The controversy surrounds the infamous Niger document, known to be a crude forgery. Dispite that it was a crude forgery, Mr. Bush made an accusation that Saddam Hussein was attempting to obtain material for constructing nuclear weapons in his State of the Union message that was supported by information in the Niger document. The question becomes: Did Mr. Bush know the document was a forgery?
Last night, CBS news reported that parties in the CIA made known their misgivings about the Niger document to parties in the White House. However, this morning, Dr. Rice stated that no one passed these concerns on to Mr. Bush.
Perhaps that's not as implausible as it sounds.
For some time, many on the Left has been using a working hypotesis about the invasion of Iraq. This morning's accusations and denials by Dr. Rice present no reason to abandon it.
The hypothesis is elaborate, and may be stated as follows:
- The was colonial.
- The purpose of the war was:
- to take control of Iraq natural resources and place them in the hands of multinational corporations based in the US which paid the bills for Mr. Bush's political career;
- To assure that the business of reconstructing the infrastruture of a post-Saddam Iraq would go to multinational corporations based in the US which paid the bills for Mr. Bush's political career;
- To impose the neoliberal econonic paradigm on Iraq in order to open markets for multinational corporations based in the US which paid the bills for Mr. Bush's political career and with which native Iraqi businesses cannot compete.
- The war had nothing to with fighting terrorism, disarming a rogue state of weapons of mass destruction, enforcing UN resolutions or liberating anyone from a brutal dictator.
- Everyone in the Bush junta knew very well they could not sell the war to the American people or to the world for the real reasons.
- In order to sell the war, they alternately claimed the war to be about fighting terrorism, disarming a rogue state of weapons of mass destruction, enforcing UN resolutions and liberating the Iraqi people from a brutal dictator;
- Since those weren't the real reasons for the war, but merely pretexts for public relations purposes, the veracity of facts used to support them were not as important as the impact they had on the public.

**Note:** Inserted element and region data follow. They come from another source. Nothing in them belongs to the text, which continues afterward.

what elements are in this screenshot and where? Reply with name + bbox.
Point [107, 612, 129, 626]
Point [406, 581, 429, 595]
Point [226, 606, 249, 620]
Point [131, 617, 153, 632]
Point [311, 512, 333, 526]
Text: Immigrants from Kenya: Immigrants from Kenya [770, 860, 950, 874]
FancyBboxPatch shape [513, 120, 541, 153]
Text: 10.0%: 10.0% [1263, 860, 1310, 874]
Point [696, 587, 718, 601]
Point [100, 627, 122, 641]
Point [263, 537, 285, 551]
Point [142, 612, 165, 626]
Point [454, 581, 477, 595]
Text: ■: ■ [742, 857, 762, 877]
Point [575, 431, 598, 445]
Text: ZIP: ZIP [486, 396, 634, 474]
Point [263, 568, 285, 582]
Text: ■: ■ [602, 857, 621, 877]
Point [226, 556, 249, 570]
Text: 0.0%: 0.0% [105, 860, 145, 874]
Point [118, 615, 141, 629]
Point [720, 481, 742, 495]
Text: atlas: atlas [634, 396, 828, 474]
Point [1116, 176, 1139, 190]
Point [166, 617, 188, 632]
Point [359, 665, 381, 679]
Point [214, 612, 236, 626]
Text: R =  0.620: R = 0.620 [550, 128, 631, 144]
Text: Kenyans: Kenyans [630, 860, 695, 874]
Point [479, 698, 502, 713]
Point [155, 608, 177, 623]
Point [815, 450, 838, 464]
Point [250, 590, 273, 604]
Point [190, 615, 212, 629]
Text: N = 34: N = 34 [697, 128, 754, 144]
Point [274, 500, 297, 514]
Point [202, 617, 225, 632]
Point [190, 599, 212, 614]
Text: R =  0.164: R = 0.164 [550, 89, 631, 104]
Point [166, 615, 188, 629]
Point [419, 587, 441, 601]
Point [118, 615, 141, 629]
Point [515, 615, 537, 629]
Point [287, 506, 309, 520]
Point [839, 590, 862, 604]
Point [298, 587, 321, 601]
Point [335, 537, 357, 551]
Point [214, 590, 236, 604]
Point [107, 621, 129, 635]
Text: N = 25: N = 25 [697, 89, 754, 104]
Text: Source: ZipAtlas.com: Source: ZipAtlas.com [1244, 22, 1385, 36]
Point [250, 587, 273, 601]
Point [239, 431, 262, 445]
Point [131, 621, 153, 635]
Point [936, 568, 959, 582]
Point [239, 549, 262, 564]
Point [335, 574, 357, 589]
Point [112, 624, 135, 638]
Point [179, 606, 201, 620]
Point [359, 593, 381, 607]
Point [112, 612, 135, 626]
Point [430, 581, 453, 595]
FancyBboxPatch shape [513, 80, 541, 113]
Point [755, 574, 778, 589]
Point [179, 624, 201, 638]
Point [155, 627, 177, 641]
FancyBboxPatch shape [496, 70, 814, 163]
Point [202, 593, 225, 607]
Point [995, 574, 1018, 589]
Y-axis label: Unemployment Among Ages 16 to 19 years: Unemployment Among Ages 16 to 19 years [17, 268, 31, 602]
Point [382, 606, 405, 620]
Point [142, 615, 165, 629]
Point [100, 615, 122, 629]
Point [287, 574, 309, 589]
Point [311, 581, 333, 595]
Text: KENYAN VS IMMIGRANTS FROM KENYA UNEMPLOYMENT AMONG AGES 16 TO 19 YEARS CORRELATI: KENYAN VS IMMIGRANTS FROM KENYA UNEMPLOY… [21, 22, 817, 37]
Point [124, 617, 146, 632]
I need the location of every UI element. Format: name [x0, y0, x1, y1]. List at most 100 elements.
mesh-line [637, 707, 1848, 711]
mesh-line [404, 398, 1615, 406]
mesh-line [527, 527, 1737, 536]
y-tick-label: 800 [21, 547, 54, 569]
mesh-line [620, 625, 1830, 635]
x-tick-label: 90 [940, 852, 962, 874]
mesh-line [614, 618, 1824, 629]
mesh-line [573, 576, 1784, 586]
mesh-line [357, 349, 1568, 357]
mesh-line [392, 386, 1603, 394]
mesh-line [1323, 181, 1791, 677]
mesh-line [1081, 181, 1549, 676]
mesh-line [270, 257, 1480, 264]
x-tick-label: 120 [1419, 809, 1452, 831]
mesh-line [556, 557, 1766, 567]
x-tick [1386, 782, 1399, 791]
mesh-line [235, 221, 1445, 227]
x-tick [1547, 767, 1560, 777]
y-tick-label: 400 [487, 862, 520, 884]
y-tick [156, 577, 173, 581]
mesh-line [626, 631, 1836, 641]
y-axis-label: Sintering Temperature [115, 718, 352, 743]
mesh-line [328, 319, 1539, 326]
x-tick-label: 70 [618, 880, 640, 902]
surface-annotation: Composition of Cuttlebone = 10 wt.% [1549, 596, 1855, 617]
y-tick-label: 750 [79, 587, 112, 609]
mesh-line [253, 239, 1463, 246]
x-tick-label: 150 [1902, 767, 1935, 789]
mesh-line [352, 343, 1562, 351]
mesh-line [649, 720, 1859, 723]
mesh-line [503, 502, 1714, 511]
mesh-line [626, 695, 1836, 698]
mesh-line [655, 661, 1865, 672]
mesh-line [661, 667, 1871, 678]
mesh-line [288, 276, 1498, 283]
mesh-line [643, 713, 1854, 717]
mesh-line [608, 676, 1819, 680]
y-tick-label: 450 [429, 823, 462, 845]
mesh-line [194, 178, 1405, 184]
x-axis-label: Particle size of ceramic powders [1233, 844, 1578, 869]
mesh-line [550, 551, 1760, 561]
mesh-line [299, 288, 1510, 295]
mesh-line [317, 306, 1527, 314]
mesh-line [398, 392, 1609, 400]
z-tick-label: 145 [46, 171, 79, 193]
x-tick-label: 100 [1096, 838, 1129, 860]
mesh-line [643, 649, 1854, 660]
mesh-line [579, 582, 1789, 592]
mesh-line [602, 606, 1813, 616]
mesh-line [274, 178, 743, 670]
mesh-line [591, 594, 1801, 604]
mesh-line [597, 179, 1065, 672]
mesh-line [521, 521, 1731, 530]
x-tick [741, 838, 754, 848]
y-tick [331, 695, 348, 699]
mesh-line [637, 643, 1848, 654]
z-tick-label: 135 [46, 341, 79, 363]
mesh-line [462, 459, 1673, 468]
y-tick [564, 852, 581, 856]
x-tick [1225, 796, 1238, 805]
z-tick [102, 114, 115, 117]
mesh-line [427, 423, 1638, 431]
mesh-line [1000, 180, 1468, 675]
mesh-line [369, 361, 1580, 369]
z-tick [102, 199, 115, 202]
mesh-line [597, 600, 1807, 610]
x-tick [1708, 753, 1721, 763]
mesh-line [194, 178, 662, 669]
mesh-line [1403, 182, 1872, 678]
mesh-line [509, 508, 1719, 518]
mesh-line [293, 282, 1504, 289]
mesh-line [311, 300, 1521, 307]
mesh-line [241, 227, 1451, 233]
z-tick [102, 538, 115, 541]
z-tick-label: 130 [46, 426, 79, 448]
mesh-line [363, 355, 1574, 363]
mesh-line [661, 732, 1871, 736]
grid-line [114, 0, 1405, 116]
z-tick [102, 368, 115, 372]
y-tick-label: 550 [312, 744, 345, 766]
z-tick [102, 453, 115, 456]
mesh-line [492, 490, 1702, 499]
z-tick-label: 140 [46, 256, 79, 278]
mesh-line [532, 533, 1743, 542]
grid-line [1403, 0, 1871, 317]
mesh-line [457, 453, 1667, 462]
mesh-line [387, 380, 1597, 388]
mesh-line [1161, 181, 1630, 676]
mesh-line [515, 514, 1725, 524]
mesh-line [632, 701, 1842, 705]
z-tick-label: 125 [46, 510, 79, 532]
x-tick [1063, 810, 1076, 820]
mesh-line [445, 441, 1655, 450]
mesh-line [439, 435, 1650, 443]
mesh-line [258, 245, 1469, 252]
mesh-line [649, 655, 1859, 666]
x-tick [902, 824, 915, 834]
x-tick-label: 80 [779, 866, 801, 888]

As this pertains to the Niger document, the hypothesis would continue that nobody was concerned about it being a forgery because nobody was really concerned whether Saddam was trying to obtain material for nuclear weapons. Mr. Bush may have known that the Niger document was a forgery. Even if he did, the information was seen as something on which to sell the war, not as anything that was an actual concern. Consequently, it would be used for public relations.
The fight against terrorism, the actual existence of Saddam's unconventional weapons, the sanctity of the UN charter and Secuity Council resolutions and Saddam's brutal tyranny are all red herrings. They were used as pretexts and nothing else. The members of the junta, including Mr. Bush, didn't care whether these reasons were true or not as long as people could be made to believe they were. As long as they didn't care about the veracity of the claims, why should they have been concerned about the authenticity of material used to support those claims?
Perhaps no one bothered to tell Mr. Bush that the document was a forgery. No one cared that it was a forgery, and every one knew Bush didn't care, either.